Ten months ago, I wrote to you in the midst of our communities’ grief, anger, and hopelessness, praying that your soul would be at rest as the world came to your defense, finally joining together to say, “enough is enough.”

Today, there are new words ringing in my ears: “Guilty on all counts.” For the first time in the history of Minnesota, a police officer was convicted for the murder of a Black man. The dark tragedy of your death has opened the door to a glimmer of light — hope that strengthens our resolve against the generations of trauma and oppression that mar our daily lives in Black America. Hope that those values that showed up in the jury room in Minnesota — justice, liberty, and freedom — will permeate social and judicial systems throughout every corner of our country. Hope that our Black children will live to see a just society and not be in injurious fear when encountering a police officer.

Tuesday’s verdict, delivered by a jury of peers, was all too rare, yet unfathomably all too necessary. I know this journey all too well, as every day we at Unity Care advocate for Black and Brown foster youth and young adults who are weighed down by the Backpacks of Trauma – inequities that have been forged through generations of systemic racism and oppression.
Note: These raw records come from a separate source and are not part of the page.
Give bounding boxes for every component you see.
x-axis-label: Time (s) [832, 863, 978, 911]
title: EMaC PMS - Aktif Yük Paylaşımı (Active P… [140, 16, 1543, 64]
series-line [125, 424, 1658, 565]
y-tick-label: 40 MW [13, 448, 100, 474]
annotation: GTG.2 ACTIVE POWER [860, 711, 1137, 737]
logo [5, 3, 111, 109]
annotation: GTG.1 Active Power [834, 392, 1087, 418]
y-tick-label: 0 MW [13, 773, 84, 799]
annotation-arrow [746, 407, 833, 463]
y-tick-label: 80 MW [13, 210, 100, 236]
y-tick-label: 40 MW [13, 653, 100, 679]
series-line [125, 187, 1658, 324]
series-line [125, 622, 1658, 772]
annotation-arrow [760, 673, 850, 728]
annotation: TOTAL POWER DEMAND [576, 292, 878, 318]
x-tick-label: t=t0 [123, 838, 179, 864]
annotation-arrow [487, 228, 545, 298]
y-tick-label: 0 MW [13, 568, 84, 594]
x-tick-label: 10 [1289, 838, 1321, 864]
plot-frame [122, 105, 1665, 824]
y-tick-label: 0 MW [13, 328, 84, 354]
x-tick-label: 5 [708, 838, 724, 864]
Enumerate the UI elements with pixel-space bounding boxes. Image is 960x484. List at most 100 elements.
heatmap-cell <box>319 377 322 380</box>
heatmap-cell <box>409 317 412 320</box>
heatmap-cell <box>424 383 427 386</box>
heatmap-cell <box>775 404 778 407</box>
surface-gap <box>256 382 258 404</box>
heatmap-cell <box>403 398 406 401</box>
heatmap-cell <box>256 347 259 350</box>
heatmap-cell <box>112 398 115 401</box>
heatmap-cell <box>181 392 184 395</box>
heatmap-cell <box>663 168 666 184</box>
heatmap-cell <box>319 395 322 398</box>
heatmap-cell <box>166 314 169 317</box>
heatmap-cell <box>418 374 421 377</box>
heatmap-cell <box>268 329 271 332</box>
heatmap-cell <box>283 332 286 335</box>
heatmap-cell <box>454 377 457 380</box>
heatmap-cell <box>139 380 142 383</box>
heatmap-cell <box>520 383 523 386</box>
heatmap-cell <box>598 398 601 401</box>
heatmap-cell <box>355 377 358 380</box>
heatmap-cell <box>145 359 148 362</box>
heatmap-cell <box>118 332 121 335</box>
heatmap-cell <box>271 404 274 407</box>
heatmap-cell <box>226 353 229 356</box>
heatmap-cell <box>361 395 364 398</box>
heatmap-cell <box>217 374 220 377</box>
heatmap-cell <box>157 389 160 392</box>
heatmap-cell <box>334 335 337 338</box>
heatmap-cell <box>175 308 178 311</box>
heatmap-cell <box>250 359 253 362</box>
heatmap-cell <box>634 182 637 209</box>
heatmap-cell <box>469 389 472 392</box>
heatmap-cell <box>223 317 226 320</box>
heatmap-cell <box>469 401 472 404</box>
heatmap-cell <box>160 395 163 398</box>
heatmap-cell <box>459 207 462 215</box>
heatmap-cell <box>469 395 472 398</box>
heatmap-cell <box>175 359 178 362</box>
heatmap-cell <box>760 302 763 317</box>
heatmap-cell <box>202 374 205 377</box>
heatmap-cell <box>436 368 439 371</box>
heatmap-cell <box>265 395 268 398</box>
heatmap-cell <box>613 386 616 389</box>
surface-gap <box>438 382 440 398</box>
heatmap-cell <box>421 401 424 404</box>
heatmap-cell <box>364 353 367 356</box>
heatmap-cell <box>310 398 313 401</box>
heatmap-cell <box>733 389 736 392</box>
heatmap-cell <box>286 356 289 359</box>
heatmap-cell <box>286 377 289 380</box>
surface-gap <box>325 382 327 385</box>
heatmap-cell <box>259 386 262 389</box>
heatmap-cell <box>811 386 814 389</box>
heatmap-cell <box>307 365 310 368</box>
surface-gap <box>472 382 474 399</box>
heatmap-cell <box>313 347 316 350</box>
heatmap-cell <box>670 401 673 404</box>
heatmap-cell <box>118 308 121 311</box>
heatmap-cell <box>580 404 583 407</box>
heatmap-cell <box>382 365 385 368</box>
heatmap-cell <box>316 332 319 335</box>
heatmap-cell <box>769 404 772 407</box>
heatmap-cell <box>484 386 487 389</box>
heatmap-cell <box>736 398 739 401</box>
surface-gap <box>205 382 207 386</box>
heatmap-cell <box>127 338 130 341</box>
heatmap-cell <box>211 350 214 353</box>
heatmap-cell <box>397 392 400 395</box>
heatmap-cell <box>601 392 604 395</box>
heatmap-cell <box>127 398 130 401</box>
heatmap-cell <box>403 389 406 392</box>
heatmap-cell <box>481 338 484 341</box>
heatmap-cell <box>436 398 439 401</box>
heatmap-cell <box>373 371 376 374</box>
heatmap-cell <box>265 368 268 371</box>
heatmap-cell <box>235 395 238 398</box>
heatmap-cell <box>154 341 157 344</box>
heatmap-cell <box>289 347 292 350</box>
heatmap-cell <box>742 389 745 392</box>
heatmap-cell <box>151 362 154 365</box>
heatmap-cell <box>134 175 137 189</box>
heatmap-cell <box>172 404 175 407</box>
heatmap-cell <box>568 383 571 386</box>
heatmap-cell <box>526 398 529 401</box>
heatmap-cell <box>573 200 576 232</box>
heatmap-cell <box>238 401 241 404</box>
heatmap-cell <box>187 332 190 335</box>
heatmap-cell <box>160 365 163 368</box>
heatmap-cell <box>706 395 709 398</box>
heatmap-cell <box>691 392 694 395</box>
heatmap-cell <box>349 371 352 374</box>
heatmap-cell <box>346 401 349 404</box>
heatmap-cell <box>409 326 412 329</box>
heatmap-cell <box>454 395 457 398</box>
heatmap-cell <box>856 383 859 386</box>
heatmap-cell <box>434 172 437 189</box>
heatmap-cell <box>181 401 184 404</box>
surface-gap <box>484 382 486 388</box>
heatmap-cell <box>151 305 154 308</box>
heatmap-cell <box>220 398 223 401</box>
These repeated traumatic experiences erode our trust and impede our ability to heal and feel safe. So, in the past months we’ve been praying for justice and not yet another Rodney King verdict that would further divide our communities and make plain that Black bodies are not valued, that Black Americans don’t matter.

On Tuesday, our prayers were answered, allowing us a moment to breathe.

But also on Tuesday, Ma’Khia Bryant, a 16-year-old foster child, was shot and killed by law enforcement, re-traumatizing Black communities throughout our nation, and hitting close to home for Unity Care.

So, after our one moment of respite, we need to take a deep breath and continue our fight. We cannot rest. As the late civil rights icon Congressman John Lewis so eloquently stated “Get in good trouble, necessary trouble, and help redeem the soul of America.”

Mr. Floyd, know that we will keep fighting, keep getting in good trouble, to eradicate systemic racism from our nation and help redeem our nation’s soul.